Pequenos negócios priorizam vendas com ferramentas digitais e se diferenciam de médias e grandes empresas

Como Pequenos Negócios Usam Ferramentas Digitais para Impulsionar Vendas e se Diferenciar de Médias e Grandes Empresas

O principal objetivo dos pequenos negócios brasileiros ao adotar uma plataforma digital “tudo em um” é direto: aumentar o faturamento. A pesquisa Perspectivas Digitais nos Negócios, realizada pelo Sebrae em parceria com a Fundação Getulio Vargas (FGV) e o Google, mostra que o aumento das vendas é visto como o resultado mais importante por 57% dos microempreendedores individuais (MEIs) e por 50% das micro e pequenas empresas (MPEs).

Essa lógica, centrada em gerar receita de forma imediata, contrasta com a estratégia das médias e grandes companhias. Nesse grupo, a prioridade é a redução de custos operacionais (47%), seguida de perto pela melhoria da organização interna dos negócios (40%).

“O pequeno negócio que não entra no mundo digital acaba ficando para trás. Hoje o Sebrae atua fortemente na qualificação digital dos pequenos negócios, com cursos de inteligência artificial, comércio eletrônico e gestão digital para ajudar a alavancar as vendas. O fortalecimento de pequenos negócios resulta em mais emprego e renda para os brasileiros”, afirma Rodrigo Soares, presidente do Sebrae.

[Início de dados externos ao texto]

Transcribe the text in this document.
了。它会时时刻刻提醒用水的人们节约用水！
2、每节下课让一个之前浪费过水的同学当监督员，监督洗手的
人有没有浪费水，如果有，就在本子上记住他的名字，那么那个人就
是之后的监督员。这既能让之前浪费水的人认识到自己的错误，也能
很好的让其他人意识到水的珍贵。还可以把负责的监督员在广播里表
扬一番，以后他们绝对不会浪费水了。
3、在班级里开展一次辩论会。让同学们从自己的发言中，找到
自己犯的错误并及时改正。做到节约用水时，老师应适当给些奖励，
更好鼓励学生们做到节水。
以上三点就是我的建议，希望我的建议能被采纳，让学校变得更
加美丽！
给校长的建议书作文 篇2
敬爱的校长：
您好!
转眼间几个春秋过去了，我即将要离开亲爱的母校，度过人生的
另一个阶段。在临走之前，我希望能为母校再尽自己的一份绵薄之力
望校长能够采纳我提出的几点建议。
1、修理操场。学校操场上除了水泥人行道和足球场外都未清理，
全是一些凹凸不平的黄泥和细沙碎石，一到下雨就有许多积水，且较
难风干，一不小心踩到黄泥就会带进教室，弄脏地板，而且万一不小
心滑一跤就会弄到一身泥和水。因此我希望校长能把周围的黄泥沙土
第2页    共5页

Coerente com o foco em faturamento, o setor de Marketing e Vendas é apontado como prioridade número um para receber novos investimentos em tecnologia digital entre os pequenos negócios: 40% dos MEIs e 35% das MPEs pretendem concentrar recursos nessa área. Já entre médias e grandes empresas, o foco é outro: 32% delas direcionam os principais investimentos para Operações Internas, deixando a área comercial em segundo plano, com 26% das intenções.

Os números mostram um movimento claro: enquanto o topo da pirâmide empresarial busca ganhos de eficiência e corte de despesas, a base do empreendedorismo enxerga a tecnologia como ferramenta para conquistar clientes e ampliar mercado.

Físico ainda domina, mas pequenos se abrem ao online

A forma como as empresas operam no dia a dia ajuda a entender a diferença de prioridades. O atendimento presencial continua sendo a espinha dorsal do comércio e dos serviços no Brasil, mas com nuances importantes entre os diferentes portes.

Entre as médias e grandes empresas, há um equilíbrio entre o modelo exclusivamente físico (45%) e o híbrido, que combina atendimento presencial e online (também 45%). A operação 100% digital ainda é exceção, com apenas 0,5% das empresas desse porte atuando somente no ambiente virtual.

Entre os microempreendedores individuais, o ponto físico ainda é o modelo mais comum (43%), mas o atendimento híbrido já ganhou espaço relevante, alcançando 31%. Além disso, os MEIs se destacam como o grupo que mais aposta em operações totalmente online: 17% atuam exclusivamente pela internet.